なお、真宗大谷派の本山は、正式名称を真宗本廟といって、山号がありません。

お寺の名称の形

お寺の名称の基本的な構造は、「山」「院」「寺」で構成されています。このほかにも「堂」や「閣」をつけるところもあるほか、「庵」がつくお寺もあります。

閣の意味

「閣」とは、蔵書や仏像を納めるための建物を指します。主に二階建てで四周に扉を設けていることが特徴です。四方を見渡せる造りとなり、本願寺の飛雲閣や北山鹿苑寺の舎利殿などが代表的です。

庵の意味

「庵」とは、小さな寺院や尼僧が暮らす建物のことを指します。小さなお寺のことを指して使うことが少なくありませんが、実際には霊瑞山一休寺酬恩庵のように相当大きなお寺があるのも事実です。

堂の意味

「堂」とは、主に寺院の敷地内に建てられている建物です。法堂や講堂、金堂などがあり、お寺によっても呼び方などが変わってきます。堂には御本尊が安置されていることも少なくありません。

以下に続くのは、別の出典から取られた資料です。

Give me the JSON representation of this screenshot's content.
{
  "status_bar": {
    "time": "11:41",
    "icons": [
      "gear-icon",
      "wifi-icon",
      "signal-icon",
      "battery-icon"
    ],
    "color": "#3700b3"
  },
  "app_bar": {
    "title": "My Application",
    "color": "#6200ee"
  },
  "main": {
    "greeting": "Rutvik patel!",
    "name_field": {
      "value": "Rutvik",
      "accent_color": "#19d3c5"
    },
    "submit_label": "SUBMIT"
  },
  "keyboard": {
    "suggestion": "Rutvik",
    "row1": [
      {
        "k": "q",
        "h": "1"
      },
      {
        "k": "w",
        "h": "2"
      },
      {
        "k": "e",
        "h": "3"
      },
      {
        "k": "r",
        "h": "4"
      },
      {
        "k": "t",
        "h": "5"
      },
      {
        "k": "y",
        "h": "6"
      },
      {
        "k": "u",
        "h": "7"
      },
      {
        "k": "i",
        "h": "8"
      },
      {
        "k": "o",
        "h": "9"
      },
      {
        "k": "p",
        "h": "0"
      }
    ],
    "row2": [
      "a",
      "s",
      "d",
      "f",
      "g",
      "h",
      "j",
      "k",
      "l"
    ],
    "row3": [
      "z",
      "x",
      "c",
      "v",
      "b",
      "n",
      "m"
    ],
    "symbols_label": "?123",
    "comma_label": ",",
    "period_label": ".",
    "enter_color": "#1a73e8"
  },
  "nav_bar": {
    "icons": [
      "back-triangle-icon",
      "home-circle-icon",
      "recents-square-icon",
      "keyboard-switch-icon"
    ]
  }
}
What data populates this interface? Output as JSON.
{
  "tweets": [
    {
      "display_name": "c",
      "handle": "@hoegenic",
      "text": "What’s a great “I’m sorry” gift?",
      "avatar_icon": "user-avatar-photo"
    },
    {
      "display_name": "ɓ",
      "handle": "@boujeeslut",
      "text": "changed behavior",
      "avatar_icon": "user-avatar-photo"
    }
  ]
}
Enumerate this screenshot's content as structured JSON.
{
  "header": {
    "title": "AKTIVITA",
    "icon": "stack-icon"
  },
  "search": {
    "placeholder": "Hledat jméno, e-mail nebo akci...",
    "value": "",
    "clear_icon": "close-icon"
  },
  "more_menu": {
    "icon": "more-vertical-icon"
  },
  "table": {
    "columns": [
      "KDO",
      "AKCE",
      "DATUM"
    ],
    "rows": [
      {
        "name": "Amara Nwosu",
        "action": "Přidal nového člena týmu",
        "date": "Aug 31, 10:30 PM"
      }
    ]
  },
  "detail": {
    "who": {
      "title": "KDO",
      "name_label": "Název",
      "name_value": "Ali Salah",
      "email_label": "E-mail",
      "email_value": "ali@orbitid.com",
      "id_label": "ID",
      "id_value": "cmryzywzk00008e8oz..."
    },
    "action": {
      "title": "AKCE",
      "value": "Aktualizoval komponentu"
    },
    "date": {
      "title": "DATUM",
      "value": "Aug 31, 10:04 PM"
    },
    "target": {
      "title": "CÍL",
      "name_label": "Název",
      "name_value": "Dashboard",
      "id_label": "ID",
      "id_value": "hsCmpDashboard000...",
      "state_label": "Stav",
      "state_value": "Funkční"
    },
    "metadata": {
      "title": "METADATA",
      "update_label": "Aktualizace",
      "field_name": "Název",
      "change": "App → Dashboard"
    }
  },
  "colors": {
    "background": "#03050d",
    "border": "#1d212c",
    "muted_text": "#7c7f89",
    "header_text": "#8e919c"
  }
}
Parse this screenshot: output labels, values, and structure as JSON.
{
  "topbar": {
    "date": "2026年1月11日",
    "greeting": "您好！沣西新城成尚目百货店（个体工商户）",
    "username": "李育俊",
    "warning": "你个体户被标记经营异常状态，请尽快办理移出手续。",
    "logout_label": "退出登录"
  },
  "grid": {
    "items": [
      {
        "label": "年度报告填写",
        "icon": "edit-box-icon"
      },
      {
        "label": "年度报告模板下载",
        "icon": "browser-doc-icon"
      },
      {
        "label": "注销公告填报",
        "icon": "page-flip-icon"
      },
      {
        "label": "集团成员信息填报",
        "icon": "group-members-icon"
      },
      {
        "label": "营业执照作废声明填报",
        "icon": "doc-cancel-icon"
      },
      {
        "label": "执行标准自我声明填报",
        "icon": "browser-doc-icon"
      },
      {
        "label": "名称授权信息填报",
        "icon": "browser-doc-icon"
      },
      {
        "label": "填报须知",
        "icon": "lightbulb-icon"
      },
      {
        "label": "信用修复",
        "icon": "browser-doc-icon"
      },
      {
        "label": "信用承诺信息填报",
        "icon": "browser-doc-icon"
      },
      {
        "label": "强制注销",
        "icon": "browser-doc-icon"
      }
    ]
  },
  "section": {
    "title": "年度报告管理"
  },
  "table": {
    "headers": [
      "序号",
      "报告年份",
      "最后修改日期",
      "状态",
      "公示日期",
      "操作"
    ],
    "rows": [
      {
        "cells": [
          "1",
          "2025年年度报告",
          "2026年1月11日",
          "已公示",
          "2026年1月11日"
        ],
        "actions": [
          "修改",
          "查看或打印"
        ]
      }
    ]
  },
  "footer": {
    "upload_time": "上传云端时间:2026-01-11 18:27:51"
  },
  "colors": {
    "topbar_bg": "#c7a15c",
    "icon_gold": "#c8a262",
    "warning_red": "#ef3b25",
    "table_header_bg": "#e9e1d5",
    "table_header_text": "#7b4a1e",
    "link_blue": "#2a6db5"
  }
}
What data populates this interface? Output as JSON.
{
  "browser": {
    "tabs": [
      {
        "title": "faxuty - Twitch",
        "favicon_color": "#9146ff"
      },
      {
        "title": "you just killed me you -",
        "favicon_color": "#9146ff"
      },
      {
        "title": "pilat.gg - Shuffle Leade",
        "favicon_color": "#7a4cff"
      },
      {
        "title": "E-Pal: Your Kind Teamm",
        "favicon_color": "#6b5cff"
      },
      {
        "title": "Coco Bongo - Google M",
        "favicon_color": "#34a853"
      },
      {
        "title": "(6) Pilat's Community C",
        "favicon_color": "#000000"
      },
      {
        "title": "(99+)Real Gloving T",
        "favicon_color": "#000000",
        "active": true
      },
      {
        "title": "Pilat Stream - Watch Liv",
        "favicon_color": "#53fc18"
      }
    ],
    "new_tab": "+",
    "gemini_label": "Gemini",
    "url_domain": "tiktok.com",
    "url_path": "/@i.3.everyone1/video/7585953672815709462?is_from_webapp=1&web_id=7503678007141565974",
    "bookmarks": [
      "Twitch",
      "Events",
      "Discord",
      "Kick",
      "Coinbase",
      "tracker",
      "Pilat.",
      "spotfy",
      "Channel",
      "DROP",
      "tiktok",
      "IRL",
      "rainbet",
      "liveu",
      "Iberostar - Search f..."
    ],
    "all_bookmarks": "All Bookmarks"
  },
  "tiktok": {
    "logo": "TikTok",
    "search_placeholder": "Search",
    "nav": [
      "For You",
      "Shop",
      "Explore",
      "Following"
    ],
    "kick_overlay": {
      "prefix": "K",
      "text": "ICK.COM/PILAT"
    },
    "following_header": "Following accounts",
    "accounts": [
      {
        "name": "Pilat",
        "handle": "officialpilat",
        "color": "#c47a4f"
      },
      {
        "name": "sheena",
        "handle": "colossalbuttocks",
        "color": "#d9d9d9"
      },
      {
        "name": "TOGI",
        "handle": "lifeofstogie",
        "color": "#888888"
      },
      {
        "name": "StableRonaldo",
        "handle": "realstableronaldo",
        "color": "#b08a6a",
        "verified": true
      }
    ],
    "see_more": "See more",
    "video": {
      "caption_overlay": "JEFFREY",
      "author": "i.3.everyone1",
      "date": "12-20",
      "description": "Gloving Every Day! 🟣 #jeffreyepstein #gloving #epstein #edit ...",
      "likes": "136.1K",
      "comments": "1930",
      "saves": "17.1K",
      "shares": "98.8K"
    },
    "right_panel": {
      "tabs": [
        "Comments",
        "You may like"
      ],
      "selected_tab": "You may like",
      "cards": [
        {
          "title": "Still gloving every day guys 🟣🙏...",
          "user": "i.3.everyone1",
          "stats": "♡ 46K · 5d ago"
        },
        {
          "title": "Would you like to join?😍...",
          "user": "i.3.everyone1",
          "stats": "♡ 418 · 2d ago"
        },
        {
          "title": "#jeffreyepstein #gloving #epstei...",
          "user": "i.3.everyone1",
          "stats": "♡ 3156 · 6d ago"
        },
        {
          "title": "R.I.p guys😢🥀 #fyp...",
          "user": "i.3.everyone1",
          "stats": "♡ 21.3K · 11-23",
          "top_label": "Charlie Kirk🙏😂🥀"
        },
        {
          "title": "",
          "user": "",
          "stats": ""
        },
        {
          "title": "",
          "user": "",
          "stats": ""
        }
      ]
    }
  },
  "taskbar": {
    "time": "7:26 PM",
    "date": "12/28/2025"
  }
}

御本山興正寺には、御影堂や阿弥陀堂といった有名な堂もあります。

まとめ

山号だけでなく、お寺の門を山門といったり、山とお寺の結びつきは深いものがあります。

またさまざまな名称も、そのお寺の由来を表しています。お盆やお彼岸など、お墓参りに行った時に、菩提寺の由来についても調べてみると面白いかもしれませんね。

ちなみにお蕎麦屋さんの名称に「庵」とつくことが多い由来も、実はお寺が関係しているそうです。